Multiple sclerosis (MS) is a disease of the central nervous system characterized by spatial and temporal dissemination of demyelination, axonal loss, and gliosis. It is the primary cause of non-traumatic disability in young patients, and its exact pathophysiology remains unknown. Characteristically, lesions in the white matter develop around a central vein¹.

Susceptibility-weighted imaging (SWI) can directly depict cerebral veins by exploiting venous blood oxygenation². No study has presented the dynamic interaction between the veins and the occurrence and early evolution of new lesions in MS. We describe dynamic changes in appearance of both the central vein and the surrounding new lesions in a unique cohort of patients followed at weekly intervals with a multimodal MR protocol^3,4.

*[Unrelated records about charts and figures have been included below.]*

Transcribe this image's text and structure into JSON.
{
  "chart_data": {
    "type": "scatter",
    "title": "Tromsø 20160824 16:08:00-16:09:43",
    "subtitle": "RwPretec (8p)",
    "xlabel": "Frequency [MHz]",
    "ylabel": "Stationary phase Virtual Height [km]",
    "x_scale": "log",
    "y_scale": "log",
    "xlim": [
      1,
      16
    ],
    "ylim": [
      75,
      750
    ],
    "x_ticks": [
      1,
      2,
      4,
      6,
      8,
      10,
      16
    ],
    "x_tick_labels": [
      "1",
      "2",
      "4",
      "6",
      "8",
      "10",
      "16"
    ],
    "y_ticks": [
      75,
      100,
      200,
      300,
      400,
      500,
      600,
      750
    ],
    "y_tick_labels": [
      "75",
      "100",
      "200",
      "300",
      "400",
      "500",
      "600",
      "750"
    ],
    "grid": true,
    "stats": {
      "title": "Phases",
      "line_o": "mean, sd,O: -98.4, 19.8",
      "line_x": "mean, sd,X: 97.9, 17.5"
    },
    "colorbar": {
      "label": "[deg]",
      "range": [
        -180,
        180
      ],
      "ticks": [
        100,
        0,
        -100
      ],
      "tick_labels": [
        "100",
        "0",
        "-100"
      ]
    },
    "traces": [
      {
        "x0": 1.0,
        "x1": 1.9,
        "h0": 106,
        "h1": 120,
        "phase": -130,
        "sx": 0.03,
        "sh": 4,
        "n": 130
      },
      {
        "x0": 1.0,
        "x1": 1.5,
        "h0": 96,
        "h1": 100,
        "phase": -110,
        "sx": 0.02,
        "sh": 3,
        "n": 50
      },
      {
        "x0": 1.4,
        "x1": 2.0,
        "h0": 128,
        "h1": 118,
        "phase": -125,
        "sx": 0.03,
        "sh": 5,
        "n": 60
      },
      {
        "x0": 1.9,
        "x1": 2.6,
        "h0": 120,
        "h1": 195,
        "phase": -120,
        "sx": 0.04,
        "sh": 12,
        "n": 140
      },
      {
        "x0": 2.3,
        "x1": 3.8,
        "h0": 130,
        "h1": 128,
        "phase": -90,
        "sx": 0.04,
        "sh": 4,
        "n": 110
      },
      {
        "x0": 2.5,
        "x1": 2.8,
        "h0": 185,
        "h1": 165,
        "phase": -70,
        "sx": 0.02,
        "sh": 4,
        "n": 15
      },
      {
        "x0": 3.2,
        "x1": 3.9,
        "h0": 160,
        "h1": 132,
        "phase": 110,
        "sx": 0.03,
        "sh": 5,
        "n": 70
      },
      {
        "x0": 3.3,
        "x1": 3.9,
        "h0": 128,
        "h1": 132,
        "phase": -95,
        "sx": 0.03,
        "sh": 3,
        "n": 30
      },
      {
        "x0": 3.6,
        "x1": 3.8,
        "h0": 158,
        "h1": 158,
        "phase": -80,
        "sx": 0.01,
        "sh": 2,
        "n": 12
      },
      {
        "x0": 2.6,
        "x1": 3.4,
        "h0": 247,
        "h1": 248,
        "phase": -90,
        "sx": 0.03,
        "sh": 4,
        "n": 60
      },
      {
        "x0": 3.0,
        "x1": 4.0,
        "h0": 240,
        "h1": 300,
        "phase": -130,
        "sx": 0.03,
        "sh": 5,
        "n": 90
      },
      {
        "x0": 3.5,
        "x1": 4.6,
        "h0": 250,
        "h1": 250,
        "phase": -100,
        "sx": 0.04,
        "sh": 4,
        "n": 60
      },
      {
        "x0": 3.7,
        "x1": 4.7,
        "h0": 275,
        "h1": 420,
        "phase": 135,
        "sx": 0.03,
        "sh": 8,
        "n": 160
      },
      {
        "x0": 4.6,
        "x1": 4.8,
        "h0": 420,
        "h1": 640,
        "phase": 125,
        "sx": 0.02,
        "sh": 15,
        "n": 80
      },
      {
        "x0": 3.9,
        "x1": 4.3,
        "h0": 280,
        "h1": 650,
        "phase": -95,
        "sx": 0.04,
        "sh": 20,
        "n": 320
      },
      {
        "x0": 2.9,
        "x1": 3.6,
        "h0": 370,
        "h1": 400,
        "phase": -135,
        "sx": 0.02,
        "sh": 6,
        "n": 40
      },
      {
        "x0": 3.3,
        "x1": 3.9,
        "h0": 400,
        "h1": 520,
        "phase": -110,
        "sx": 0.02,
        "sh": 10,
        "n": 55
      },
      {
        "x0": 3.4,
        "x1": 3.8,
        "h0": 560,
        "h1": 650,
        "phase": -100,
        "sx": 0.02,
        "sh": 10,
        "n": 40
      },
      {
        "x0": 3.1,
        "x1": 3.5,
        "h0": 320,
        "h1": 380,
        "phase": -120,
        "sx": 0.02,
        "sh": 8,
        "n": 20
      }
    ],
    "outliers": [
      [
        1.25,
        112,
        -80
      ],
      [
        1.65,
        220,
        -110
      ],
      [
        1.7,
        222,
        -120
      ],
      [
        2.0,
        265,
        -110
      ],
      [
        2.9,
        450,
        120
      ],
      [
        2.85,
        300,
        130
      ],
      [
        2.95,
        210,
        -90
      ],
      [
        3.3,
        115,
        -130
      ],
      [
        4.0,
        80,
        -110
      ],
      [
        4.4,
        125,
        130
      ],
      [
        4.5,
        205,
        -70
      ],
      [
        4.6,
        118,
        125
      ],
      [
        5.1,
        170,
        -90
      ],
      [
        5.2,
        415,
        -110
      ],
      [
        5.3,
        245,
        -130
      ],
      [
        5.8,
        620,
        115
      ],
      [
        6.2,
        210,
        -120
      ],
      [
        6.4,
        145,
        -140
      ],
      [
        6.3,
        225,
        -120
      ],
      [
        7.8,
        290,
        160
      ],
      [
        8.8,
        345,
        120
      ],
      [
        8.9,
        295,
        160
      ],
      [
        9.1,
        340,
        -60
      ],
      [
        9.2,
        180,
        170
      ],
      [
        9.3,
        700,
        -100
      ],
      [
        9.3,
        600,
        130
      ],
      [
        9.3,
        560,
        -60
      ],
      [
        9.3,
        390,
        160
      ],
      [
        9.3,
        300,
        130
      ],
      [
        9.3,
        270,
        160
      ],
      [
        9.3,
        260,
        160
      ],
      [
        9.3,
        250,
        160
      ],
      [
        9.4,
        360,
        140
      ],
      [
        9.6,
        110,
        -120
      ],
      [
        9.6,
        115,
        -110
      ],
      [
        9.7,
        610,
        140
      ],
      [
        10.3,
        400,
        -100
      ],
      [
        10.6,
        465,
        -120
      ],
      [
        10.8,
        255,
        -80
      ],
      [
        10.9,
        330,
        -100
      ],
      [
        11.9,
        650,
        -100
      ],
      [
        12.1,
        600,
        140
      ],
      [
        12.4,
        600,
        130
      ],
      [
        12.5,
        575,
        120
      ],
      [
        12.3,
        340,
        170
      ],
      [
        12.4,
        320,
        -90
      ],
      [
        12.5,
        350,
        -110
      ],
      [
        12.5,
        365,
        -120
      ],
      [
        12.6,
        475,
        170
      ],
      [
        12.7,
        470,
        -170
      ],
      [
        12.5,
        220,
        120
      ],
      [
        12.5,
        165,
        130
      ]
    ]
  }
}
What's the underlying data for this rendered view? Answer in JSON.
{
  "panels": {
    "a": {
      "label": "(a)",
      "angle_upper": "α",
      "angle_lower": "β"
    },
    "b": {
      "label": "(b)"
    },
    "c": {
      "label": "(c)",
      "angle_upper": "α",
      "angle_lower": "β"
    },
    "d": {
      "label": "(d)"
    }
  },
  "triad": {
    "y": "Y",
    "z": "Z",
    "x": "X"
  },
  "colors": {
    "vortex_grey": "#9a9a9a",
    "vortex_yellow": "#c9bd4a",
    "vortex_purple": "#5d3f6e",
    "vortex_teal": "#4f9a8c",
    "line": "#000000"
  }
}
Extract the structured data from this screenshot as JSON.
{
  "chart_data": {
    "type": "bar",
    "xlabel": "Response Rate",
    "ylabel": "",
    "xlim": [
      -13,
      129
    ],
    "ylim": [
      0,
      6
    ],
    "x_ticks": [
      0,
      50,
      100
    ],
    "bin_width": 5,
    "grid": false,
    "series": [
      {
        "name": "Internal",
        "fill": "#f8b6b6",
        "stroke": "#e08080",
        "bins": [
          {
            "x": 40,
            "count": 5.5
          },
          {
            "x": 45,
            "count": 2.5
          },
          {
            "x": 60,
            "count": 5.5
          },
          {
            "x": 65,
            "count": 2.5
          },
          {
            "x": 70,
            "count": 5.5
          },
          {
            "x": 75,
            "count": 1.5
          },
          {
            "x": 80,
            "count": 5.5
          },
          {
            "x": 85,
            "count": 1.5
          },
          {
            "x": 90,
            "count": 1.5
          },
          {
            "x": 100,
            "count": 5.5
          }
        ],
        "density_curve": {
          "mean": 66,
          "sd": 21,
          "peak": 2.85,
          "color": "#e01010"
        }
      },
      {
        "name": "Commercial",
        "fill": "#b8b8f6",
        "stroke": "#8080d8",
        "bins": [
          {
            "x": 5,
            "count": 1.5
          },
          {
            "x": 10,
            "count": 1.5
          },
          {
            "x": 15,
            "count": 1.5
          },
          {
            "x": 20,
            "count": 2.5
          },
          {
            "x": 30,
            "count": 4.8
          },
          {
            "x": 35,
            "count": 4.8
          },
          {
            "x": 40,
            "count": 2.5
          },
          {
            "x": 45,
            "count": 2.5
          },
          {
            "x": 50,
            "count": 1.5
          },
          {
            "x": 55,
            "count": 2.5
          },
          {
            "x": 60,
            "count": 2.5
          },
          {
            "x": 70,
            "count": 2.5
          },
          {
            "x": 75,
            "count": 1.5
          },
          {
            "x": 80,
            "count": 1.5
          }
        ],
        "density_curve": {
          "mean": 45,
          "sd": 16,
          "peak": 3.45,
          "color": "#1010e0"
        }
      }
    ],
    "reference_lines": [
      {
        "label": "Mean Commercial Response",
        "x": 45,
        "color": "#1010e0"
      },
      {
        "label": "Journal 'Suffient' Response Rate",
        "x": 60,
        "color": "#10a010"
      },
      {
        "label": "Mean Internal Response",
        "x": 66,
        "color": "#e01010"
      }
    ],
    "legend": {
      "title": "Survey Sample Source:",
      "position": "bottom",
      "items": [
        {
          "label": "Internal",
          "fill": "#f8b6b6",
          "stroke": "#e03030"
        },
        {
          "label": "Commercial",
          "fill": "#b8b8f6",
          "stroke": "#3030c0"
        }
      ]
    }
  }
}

Furthermore, we use an automated analysis method⁵ to quantify the observed dynamic changes in the central vein.

Five untreated relapsing-remitting MS patients underwent 8 weekly 3T MR acquisitions⁴. New lesions were detected on gadolinium-enhanced T1-weighted MRI as well as on SWI MRI. SWI was used to describe changes in the appearance of lesion and central vein during lesion formation.

Selection criteria for studied MS lesions: (1) Contrast-enhancement appears after the baseline acquisition and is no longer visible at the 8^th time-point, to ensure complete history of enhancement; (2) The veins on which the lesions are centred must have a minimal diameter of 2 pixels.

The selected SWI ROIs were processed with an unsupervised spatiotemporal clustering method⁵ in order to group pixels sharing similar intensity evolution patterns. No prior knowledge about data behavior was used to initialize or guide the analysis.

101 lesions out of 212 active lesions were enhancing after baseline and no longer enhancing at week 8. Out of these, only three new enhancing lesions in 2 of the 5 patients met the full inclusion criteria, enabling their characterization. In all three lesions transient hyperintensity was observed on SWI within the central vein at the time of enhancement. The automatic clustering obtained on each ROI identified several evolution patterns within the lesions, with one occurring at the lesion core between the veins and the white matter as shown in Fig. 1.

Moreover, it is shown in Figures 2, 3 and 4 that the specific grey level behaviors at the vein/lesion (V/L) interface occur either simultaneously to the lesion enhancement (ROI A) or before lesion enhancement in the SWI acquisitions (ROI B, C). These observations show the centrifugal development around a central vein of the observed MS lesions on highly resolved temporal data, which is consistent with previous work⁶.

The development of MS lesions around the vein was observed in histology long time ago especially by^7,8. They first hypothesised a centrifugal lesion development from the veins but they did not have access to the dynamic evolution of MS lesions. With the advent of MRI, longitudinal measurements demonstrating that lesions grow centrifugally were acquired⁶. Recently, vein size modification concomitant to plaque formation was shown⁹.

Our results suggest that a stenosis of the vein could be observed on SWI at the time of enhancement on post-gadolinium T1. These findings are also supported by another recent study making the hypothesis that the small apparent size of intralesional MS veins may reflect compression by the perivascular inflammatory cuff within active lesions or hardening of the vascular wall in chronic lesions⁹. Given that the intralesional vein narrowing does reverse at later time points, when the lesion appears larger, it is unlikely that partial-voluming would determine the intravascular hyperintensity.

Our study shows that vein narrowing is an early event that appears to precede blood-brain barrier disruption signified by contrast-enhancement. The observed transient vein narrowing and intraveinous hyperintensity in active lesions is consistent with previous cross-sectional findings⁹.

Intralesional vein stenosis is reversible and consistent with focal hypercellularity in the context of T-cell aggregation during MS lesion formation. Spatiotemporal clustering enables automated detection of venular and lesional changes over time. Our findings are not generalizable due to insufficient spatial resolution, yielding only 3 analyzable lesions. Future work at high temporal and spatial resolution is needed. Nevertheless, our findings are a further step in the understanding of MS plaque formation, and might guide future research into disrupting lesion formation at its earlier stages.